A note about navigating all this stuff: I have not found that there is any support or much help at all from fertility clinics. I was glad that I was familiar with the IVF process from three rounds at the previous clinic, which provided more guidance and information than this one. I knew that a "modified natural cycle," rather than a "medicated cycle" with more hormones worked well for me previously, and I requested that. Being familiar with the process and knowing what needed to happen made me able to push things along. If I had not had that, there would have been at least another month of waiting before our transfer.
I feel the urge to rant every time I think about this, but there is just so little support or help from these clinics. It feels like a struggle to accomplish the next step every time, and it is draining and lonely. That doesn't even include the financial side, which is also very unhelpful. I am billing insurance for our donor cycle currently, because the fertility clinic will not bill insurance for anything donor related and they seem so shocked and bewildered at us having any fertility coverage for donor IVF. They struggled to create the right receipts to use my husband's fertility benefits. Ridiculous.
I think the frustration of the paperwork and associated hassles feel more real to me right now than the fact that the transfer worked and I'm pregnant. That feels wild and strange and abstract. It's a fact that I know, but I don't fully feel, because I still feel like me.

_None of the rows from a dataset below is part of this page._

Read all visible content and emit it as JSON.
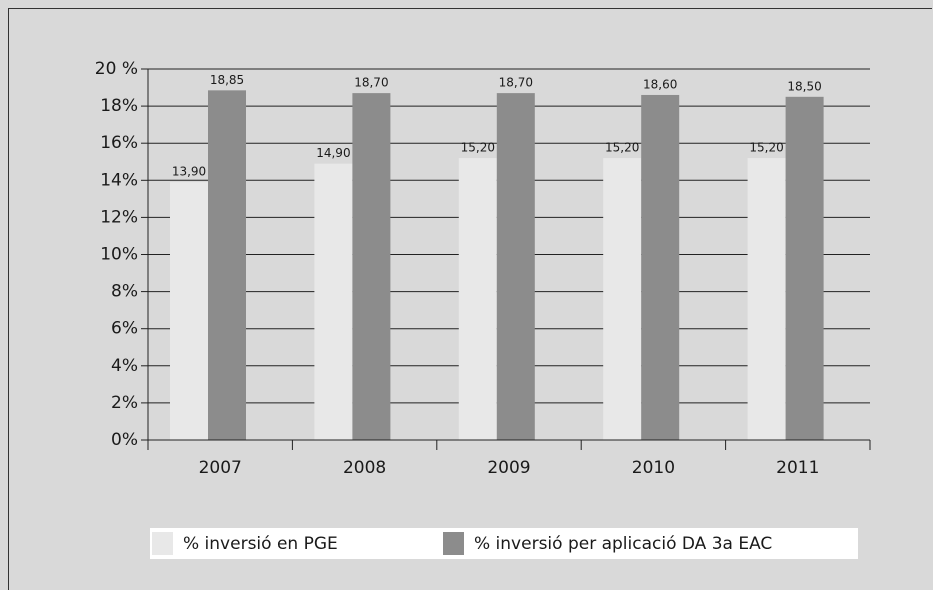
{
  "chart_data": {
    "type": "bar",
    "categories": [
      "2007",
      "2008",
      "2009",
      "2010",
      "2011"
    ],
    "series": [
      {
        "name": "% inversió en PGE",
        "color": "#e8e8e8",
        "values": [
          13.9,
          14.9,
          15.2,
          15.2,
          15.2
        ],
        "value_labels": [
          "13,90",
          "14,90",
          "15,20",
          "15,20",
          "15,20"
        ]
      },
      {
        "name": "% inversió per aplicació DA 3a EAC",
        "color": "#8c8c8c",
        "values": [
          18.85,
          18.7,
          18.7,
          18.6,
          18.5
        ],
        "value_labels": [
          "18,85",
          "18,70",
          "18,70",
          "18,60",
          "18,50"
        ]
      }
    ],
    "ylim": [
      0,
      20
    ],
    "yticks": [
      {
        "value": 0,
        "label": "0%"
      },
      {
        "value": 2,
        "label": "2%"
      },
      {
        "value": 4,
        "label": "4%"
      },
      {
        "value": 6,
        "label": "6%"
      },
      {
        "value": 8,
        "label": "8%"
      },
      {
        "value": 10,
        "label": "10%"
      },
      {
        "value": 12,
        "label": "12%"
      },
      {
        "value": 14,
        "label": "14%"
      },
      {
        "value": 16,
        "label": "16%"
      },
      {
        "value": 18,
        "label": "18%"
      },
      {
        "value": 20,
        "label": "20 %"
      }
    ],
    "grid": true
  }
}
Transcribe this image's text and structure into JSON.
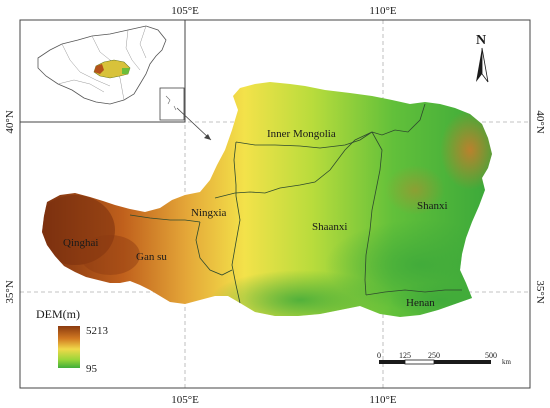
{
  "coordinates": {
    "top": [
      "105°E",
      "110°E"
    ],
    "bottom": [
      "105°E",
      "110°E"
    ],
    "left": [
      "40°N",
      "35°N"
    ],
    "right": [
      "40°N",
      "35°N"
    ]
  },
  "regions": [
    {
      "name": "Inner Mongolia"
    },
    {
      "name": "Ningxia"
    },
    {
      "name": "Qinghai"
    },
    {
      "name": "Gan su"
    },
    {
      "name": "Shaanxi"
    },
    {
      "name": "Shanxi"
    },
    {
      "name": "Henan"
    }
  ],
  "legend": {
    "title": "DEM(m)",
    "max": "5213",
    "min": "95",
    "colors": [
      "#8b3a0f",
      "#c8641e",
      "#e8b440",
      "#f2e64b",
      "#9bd63a",
      "#3fae3a"
    ]
  },
  "north_arrow": {
    "label": "N"
  },
  "scale_bar": {
    "ticks": [
      "0",
      "125",
      "250",
      "500"
    ],
    "unit": "km"
  },
  "colors": {
    "high": "#8b3a0f",
    "mid": "#e8c040",
    "low": "#43b03c"
  }
}
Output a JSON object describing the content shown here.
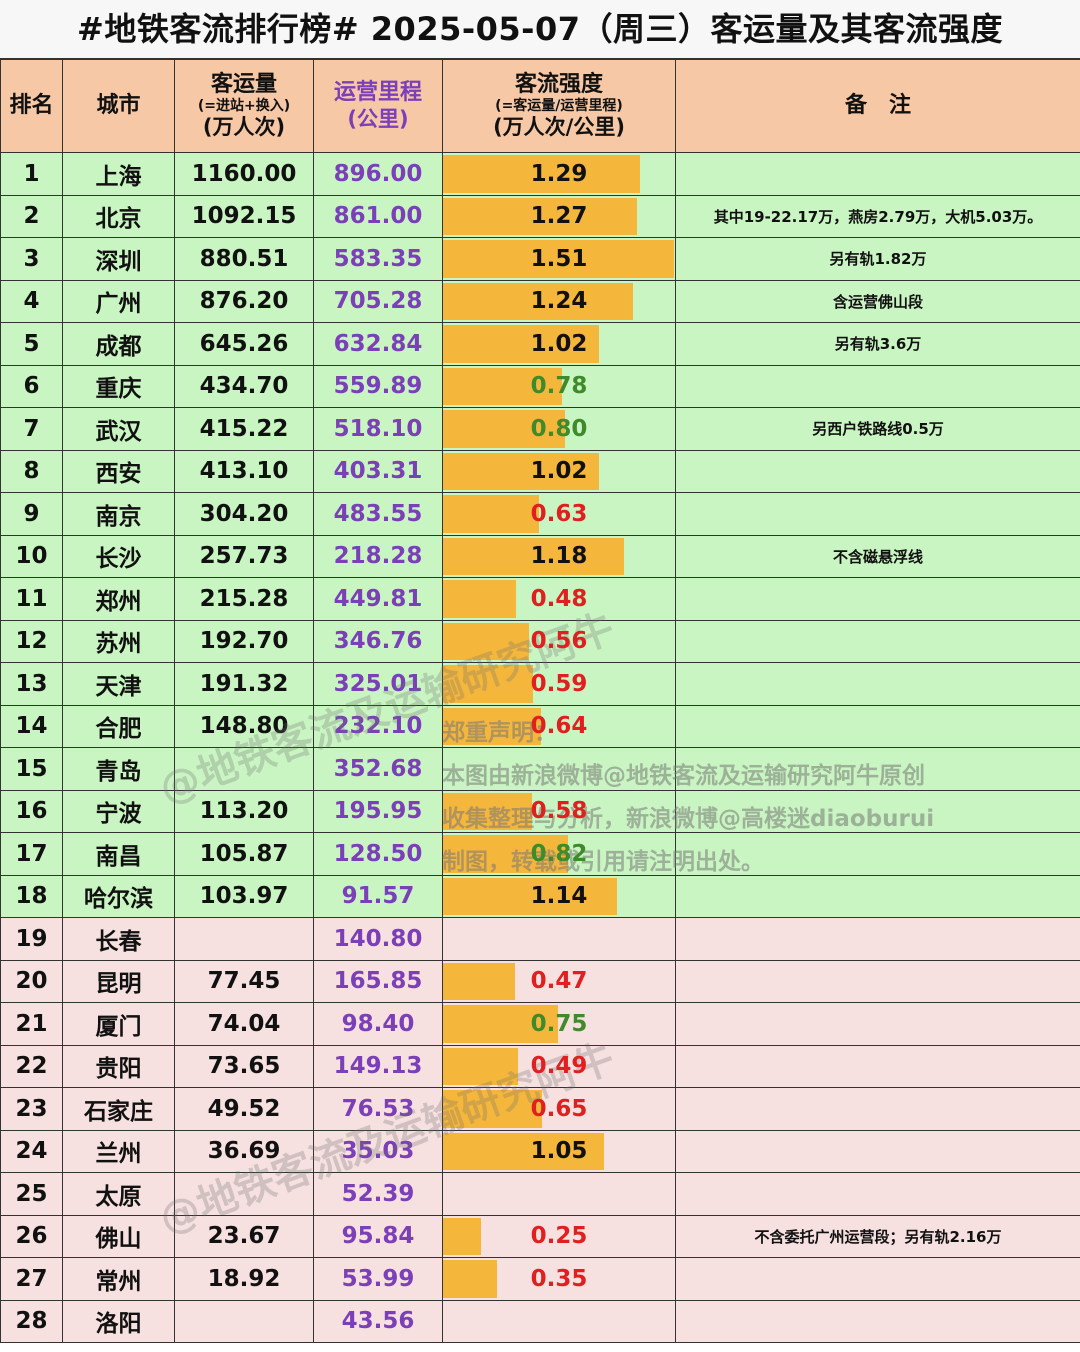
{
  "title": "#地铁客流排行榜# 2025-05-07（周三）客运量及其客流强度",
  "headers": {
    "rank": "排名",
    "city": "城市",
    "volume": "客运量",
    "volume_sub": "(=进站+换入)",
    "volume_unit": "(万人次)",
    "km": "运营里程",
    "km_unit": "(公里)",
    "intensity": "客流强度",
    "intensity_sub": "(=客运量/运营里程)",
    "intensity_unit": "(万人次/公里)",
    "note": "备　注"
  },
  "colors": {
    "header_bg": "#f6c8a6",
    "group_green": "#c9f5c2",
    "group_pink": "#f6e0e0",
    "bar": "#f5b73b",
    "km_text": "#7b3fb8",
    "intensity_high": "#111111",
    "intensity_mid": "#3f8a2a",
    "intensity_low": "#e02020"
  },
  "chart_data": {
    "type": "table",
    "title": "#地铁客流排行榜# 2025-05-07（周三）客运量及其客流强度",
    "bar_scale_max": 1.51,
    "rows": [
      {
        "rank": "1",
        "city": "上海",
        "volume": "1160.00",
        "km": "896.00",
        "intensity": "1.29",
        "value": 1.29,
        "group": "green",
        "note": ""
      },
      {
        "rank": "2",
        "city": "北京",
        "volume": "1092.15",
        "km": "861.00",
        "intensity": "1.27",
        "value": 1.27,
        "group": "green",
        "note": "其中19-22.17万，燕房2.79万，大机5.03万。"
      },
      {
        "rank": "3",
        "city": "深圳",
        "volume": "880.51",
        "km": "583.35",
        "intensity": "1.51",
        "value": 1.51,
        "group": "green",
        "note": "另有轨1.82万"
      },
      {
        "rank": "4",
        "city": "广州",
        "volume": "876.20",
        "km": "705.28",
        "intensity": "1.24",
        "value": 1.24,
        "group": "green",
        "note": "含运营佛山段"
      },
      {
        "rank": "5",
        "city": "成都",
        "volume": "645.26",
        "km": "632.84",
        "intensity": "1.02",
        "value": 1.02,
        "group": "green",
        "note": "另有轨3.6万"
      },
      {
        "rank": "6",
        "city": "重庆",
        "volume": "434.70",
        "km": "559.89",
        "intensity": "0.78",
        "value": 0.78,
        "group": "green",
        "note": ""
      },
      {
        "rank": "7",
        "city": "武汉",
        "volume": "415.22",
        "km": "518.10",
        "intensity": "0.80",
        "value": 0.8,
        "group": "green",
        "note": "另西户铁路线0.5万"
      },
      {
        "rank": "8",
        "city": "西安",
        "volume": "413.10",
        "km": "403.31",
        "intensity": "1.02",
        "value": 1.02,
        "group": "green",
        "note": ""
      },
      {
        "rank": "9",
        "city": "南京",
        "volume": "304.20",
        "km": "483.55",
        "intensity": "0.63",
        "value": 0.63,
        "group": "green",
        "note": ""
      },
      {
        "rank": "10",
        "city": "长沙",
        "volume": "257.73",
        "km": "218.28",
        "intensity": "1.18",
        "value": 1.18,
        "group": "green",
        "note": "不含磁悬浮线"
      },
      {
        "rank": "11",
        "city": "郑州",
        "volume": "215.28",
        "km": "449.81",
        "intensity": "0.48",
        "value": 0.48,
        "group": "green",
        "note": ""
      },
      {
        "rank": "12",
        "city": "苏州",
        "volume": "192.70",
        "km": "346.76",
        "intensity": "0.56",
        "value": 0.56,
        "group": "green",
        "note": ""
      },
      {
        "rank": "13",
        "city": "天津",
        "volume": "191.32",
        "km": "325.01",
        "intensity": "0.59",
        "value": 0.59,
        "group": "green",
        "note": ""
      },
      {
        "rank": "14",
        "city": "合肥",
        "volume": "148.80",
        "km": "232.10",
        "intensity": "0.64",
        "value": 0.64,
        "group": "green",
        "note": ""
      },
      {
        "rank": "15",
        "city": "青岛",
        "volume": "",
        "km": "352.68",
        "intensity": "",
        "value": null,
        "group": "green",
        "note": ""
      },
      {
        "rank": "16",
        "city": "宁波",
        "volume": "113.20",
        "km": "195.95",
        "intensity": "0.58",
        "value": 0.58,
        "group": "green",
        "note": ""
      },
      {
        "rank": "17",
        "city": "南昌",
        "volume": "105.87",
        "km": "128.50",
        "intensity": "0.82",
        "value": 0.82,
        "group": "green",
        "note": ""
      },
      {
        "rank": "18",
        "city": "哈尔滨",
        "volume": "103.97",
        "km": "91.57",
        "intensity": "1.14",
        "value": 1.14,
        "group": "green",
        "note": ""
      },
      {
        "rank": "19",
        "city": "长春",
        "volume": "",
        "km": "140.80",
        "intensity": "",
        "value": null,
        "group": "pink",
        "note": ""
      },
      {
        "rank": "20",
        "city": "昆明",
        "volume": "77.45",
        "km": "165.85",
        "intensity": "0.47",
        "value": 0.47,
        "group": "pink",
        "note": ""
      },
      {
        "rank": "21",
        "city": "厦门",
        "volume": "74.04",
        "km": "98.40",
        "intensity": "0.75",
        "value": 0.75,
        "group": "pink",
        "note": ""
      },
      {
        "rank": "22",
        "city": "贵阳",
        "volume": "73.65",
        "km": "149.13",
        "intensity": "0.49",
        "value": 0.49,
        "group": "pink",
        "note": ""
      },
      {
        "rank": "23",
        "city": "石家庄",
        "volume": "49.52",
        "km": "76.53",
        "intensity": "0.65",
        "value": 0.65,
        "group": "pink",
        "note": ""
      },
      {
        "rank": "24",
        "city": "兰州",
        "volume": "36.69",
        "km": "35.03",
        "intensity": "1.05",
        "value": 1.05,
        "group": "pink",
        "note": ""
      },
      {
        "rank": "25",
        "city": "太原",
        "volume": "",
        "km": "52.39",
        "intensity": "",
        "value": null,
        "group": "pink",
        "note": ""
      },
      {
        "rank": "26",
        "city": "佛山",
        "volume": "23.67",
        "km": "95.84",
        "intensity": "0.25",
        "value": 0.25,
        "group": "pink",
        "note": "不含委托广州运营段；另有轨2.16万"
      },
      {
        "rank": "27",
        "city": "常州",
        "volume": "18.92",
        "km": "53.99",
        "intensity": "0.35",
        "value": 0.35,
        "group": "pink",
        "note": ""
      },
      {
        "rank": "28",
        "city": "洛阳",
        "volume": "",
        "km": "43.56",
        "intensity": "",
        "value": null,
        "group": "pink",
        "note": ""
      }
    ]
  },
  "watermark": {
    "text": "@地铁客流及运输研究阿牛"
  },
  "notice": {
    "lines": [
      "郑重声明：",
      "本图由新浪微博@地铁客流及运输研究阿牛原创",
      "收集整理与分析，新浪微博@高楼迷diaoburui",
      "制图，转载或引用请注明出处。"
    ]
  }
}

So here are the details: our sweet donor has wildly over-achieving ovaries, and they retrieved 63 eggs. What!? Crazy. Her previous two cycles retrieved around 30, which is a lot, so that's more like what I expected. Of those, 54 eggs fertilized and 20 made it to blastocyst. We had them PGT tested, which wasn't really necessary, but was good for our own peace of mind after our previous losses. 1 was aneuploid and 1 was mosaic, so we had 18 healthy frozen embryos. Crazy! That is so many embryos, jeez. But okay!
So we transferred one embryo and it stuck. It is early, but the HCG blood tests looked great. HCG of 291, 9 days past transfer, and 643, 11 days past transfer. Now I just have to cool my jets until 7 weeks when I get a scan to make sure all looks good. After that, there will be another scan at 9 1/2 weeks, and then I'll graduate to a regular OB. It's only 5 1/2 weeks now, so I will be doing things one day at a time till we get to that point.
They have the sex (or is it gender?) of the embryos recorded, but we don't know what it is, for the one they transferred or the others still frozen. I may ask to find out eventually, but I don't know if I'm quite ready for that information. We'll see.
This is great news, but I keep trying to write some thoughts and be a functional person, and it isn't working.
This pregnancy is more sassy than the previous ones, I guess. I feel queasy and tired. I slept for 3 hours this afternoon. I would like to be a functional person who can do things other than nap, but I guess we'll just see how it goes. On the one hand it isn't great, but on the other, it is a reminder that something is happening. I am happy to be here, and feeling hopeful.